A esquerda que se reivindica socialista já estava fragmentada e desorganizada pelas degenerações sucessivas da Segunda, Terceira e Quarta Internacionais. A “paz social” que se seguiu garantiu a marginalização dos grupos socialistas que ainda mantinham significância. Foi uma paz reacionária, com seus termos impostos pela hegemonia ideológica e pelas armas de uma classe burguesa que se considerava confiante o suficiente para anunciar o “Fim da História” e a “Vitória do Capitalismo”. A maioria dos declarados socialistas já havia abandonado, abertamente ou na prática, os fundamentos do marxismo, e se resignou ao papel de tentar corrigir esse ou aquele aspecto mais problemático do capitalismo. Restaram apenas punhados de grupos minúsculos de marxistas revolucionários, que foram incapazes de fazer muito mais do que tentar resguardar um ideal que se recusaram a abandonar.

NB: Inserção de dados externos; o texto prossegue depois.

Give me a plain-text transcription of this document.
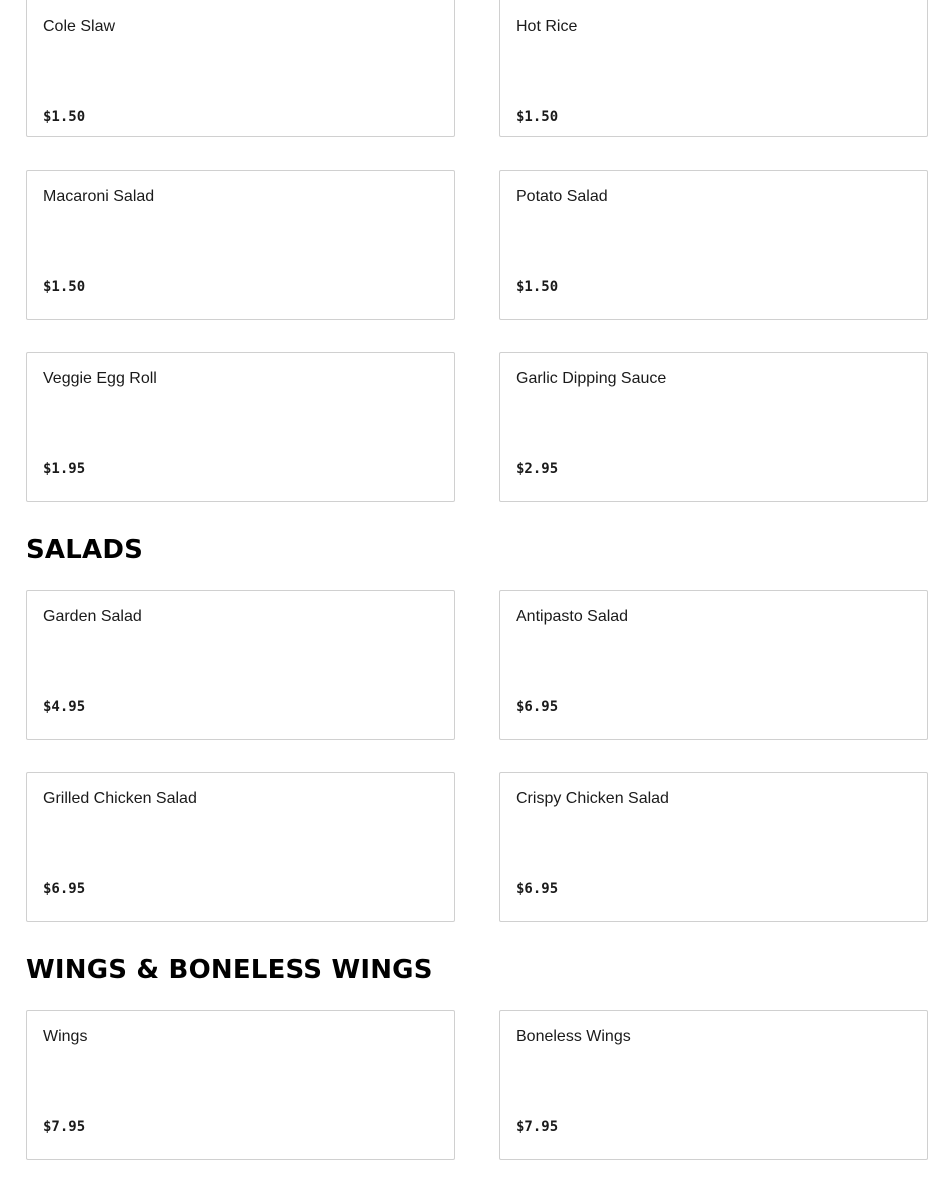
Cole Slaw
$1.50
Hot Rice
$1.50
Macaroni Salad
$1.50
Potato Salad
$1.50
Veggie Egg Roll
$1.95
Garlic Dipping Sauce
$2.95
SALADS
Garden Salad
$4.95
Antipasto Salad
$6.95
Grilled Chicken Salad
$6.95
Crispy Chicken Salad
$6.95
WINGS & BONELESS WINGS
Wings
$7.95
Boneless Wings
$7.95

O desencanto e exposição nítida do significado do capitalismo a partir da crise que se iniciou em 2008 nos centros imperialistas marcou também o retorno à cena da luta de classes como um fenômeno reconhecido e generalizado. Seguiram pesados ataques feitos pela burguesia contra as condições de vida e trabalho já deterioradas, por meio de “pacotes de austeridade” e “reformas” contra os trabalhadores para transferir recursos de magnitude inédita aos grandes capitalistas. Foi nessas condições que foi organizada, geralmente sem um caráter socialista na liderança, resistência dos trabalhadores e massas oprimidas contra a ofensiva da burguesia. Foi como resultado disso que a influência de organizações autodeclaradas socialistas voltou a crescer, embora se mantenha até agora, no início do que parece ser uma crise econômica ainda mais profunda, ainda em estado amorfo. As tradições marxistas de organização e pensamento não foram retomadas e atualizadas no decorrer desse processo.

Em cada país, o nível de organização particular da classe trabalhadora levou a expressões diferentes da luta de classes, tanto na sua forma e meios como na sua intensidade. O que unifica tais movimentos é o caráter global e inter-relacionado da economia capitalista e os seus eixos gerais de resistência contra a investida burguesa. Todos os problemas que vieram com a queda do bloco soviético não teriam sido tão fatais agora se tivéssemos herdado do século 20 uma tradição marxista consistente e com clara autoridade prática ao redor da qual os trabalhadores pudessem ter se organizado e se mobilizado. Mas como isso não era uma realidade, o período pós-soviético só piorou o estado de mais completa confusão, fragmentação, desmoralização e adaptação ao “possibilismo” do que é palatável dentro do sistema, que já era característica das organizações da esquerda dita socialista. Ocorrem no mundo sucessivas rebeliões que não avançam para se transformar em revoluções pela ausência de uma perspectiva marxista na política e na prática organizativa dos trabalhadores em luta. É a ausência de lideranças, perspectivas e tradições socialistas revolucionárias no movimento que causa tal impossibilidade de dar o passo adiante.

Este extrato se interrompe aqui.